A substrate, a plurality of light emitting elements mounted on the substrate, a first electrode and a second electrode provided on the substrate and electrically connected to the plurality of light emitting elements, and a first electrode of the first electrode A protective element having positive and negative electrodes connected to one region and the second region of the second electrode via a connecting member,
The plurality of light emitting elements are flip-chip mounted,
A conductive member to which a light reflecting film insulated from the first electrode and the second electrode adheres is provided at least between the first region and the second region on the substrate ,
The light emitting device, wherein the plurality of light emitting elements and the conductive member are separated from each other in plan view . Between the first electrode and the second electrode, at least one series circuit formed by connecting the plurality of light emitting elements to each other is formed,
The light emitting element located at one end of the series circuit is electrically connected to the first electrode, and the light emitting element located at the other end of the series circuit is electrically connected to the second electrode,
In a plan view, the linear distance between the first region and the second region is the light emitting element located at one end of the series circuit and the light emitting element located at the other end of the series circuit, The light emitting device according to claim 1, wherein the light emitting device is shorter than a distance in a direction parallel to a straight line passing through the second region. The light emitting device according to claim 1 or 2 , wherein a potential difference between the first electrode and the second electrode is 12 V or more. 4. The light-emitting device according to claim 1, wherein the first electrode, the second electrode, and the conductive member are exposed from a side surface of the substrate through the inside of the substrate. 5. The light emitting device according to any one of claims 1 to 4, wherein the first electrode, the second electrode, and the conductive member are made of the same material. The light reflecting film light emitting device according to any one of claims 1 5, characterized in that the metals.   The light emitting device according to claim 6, wherein the light reflecting film is attached to the first electrode, the second electrode, and the conductive member by plating.

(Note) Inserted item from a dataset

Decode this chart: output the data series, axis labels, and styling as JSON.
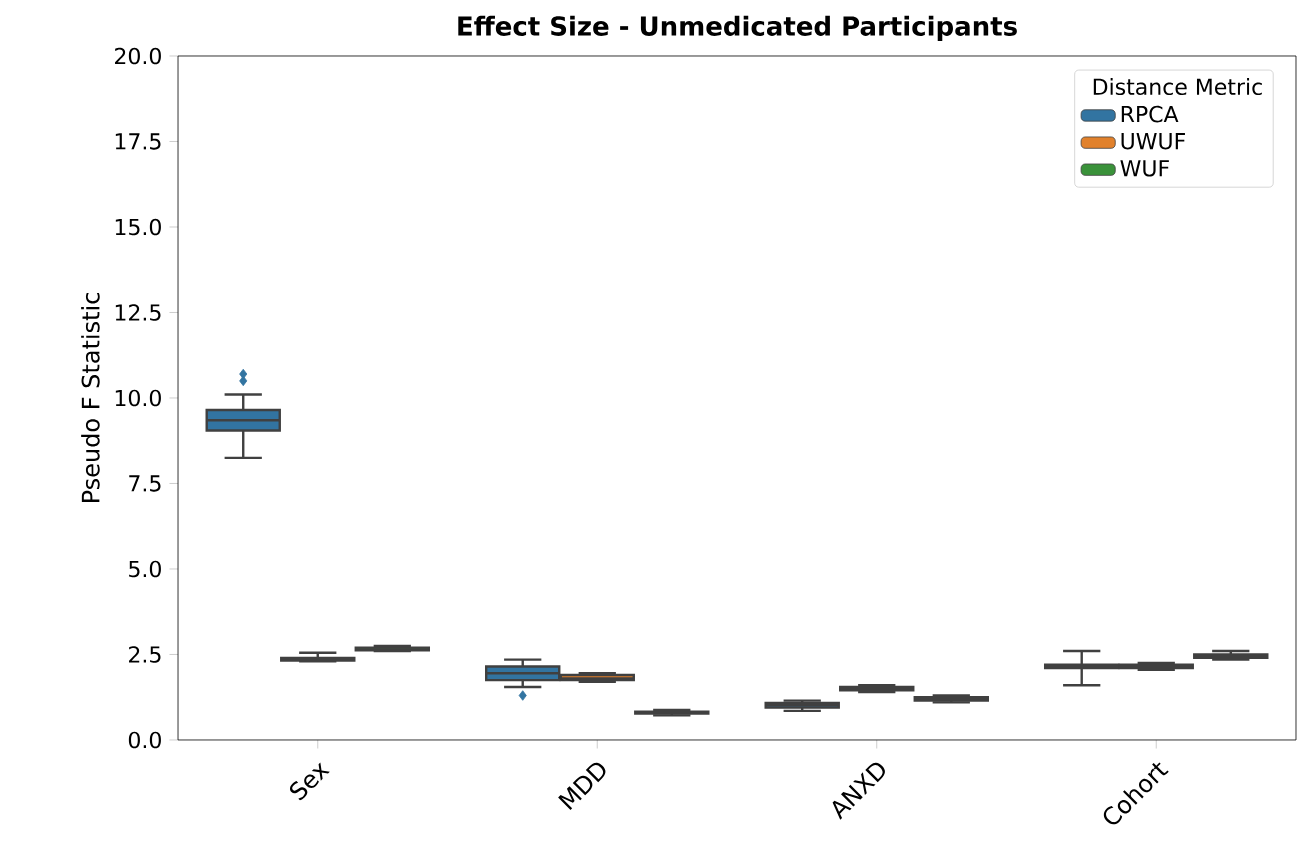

The light reflecting film light emitting device according to claim 1, any one of 5, wherein the insulation member der Rukoto. The insulating member is emitting device according to claim 8, characterized in that a filler of white color. The light emitting device according to claim 1, wherein the light reflecting film is attached to the first electrode and the second electrode. The light-emitting device according to claim 1, further comprising a white filler between the first electrode and the conductive member and between the second electrode and the conductive member. The light-emitting device according to claim 1, further comprising a reflector surrounding the plurality of light-emitting elements. The light-emitting device according to claim 12, further comprising a translucent member that seals the plurality of light-emitting elements inside the reflector.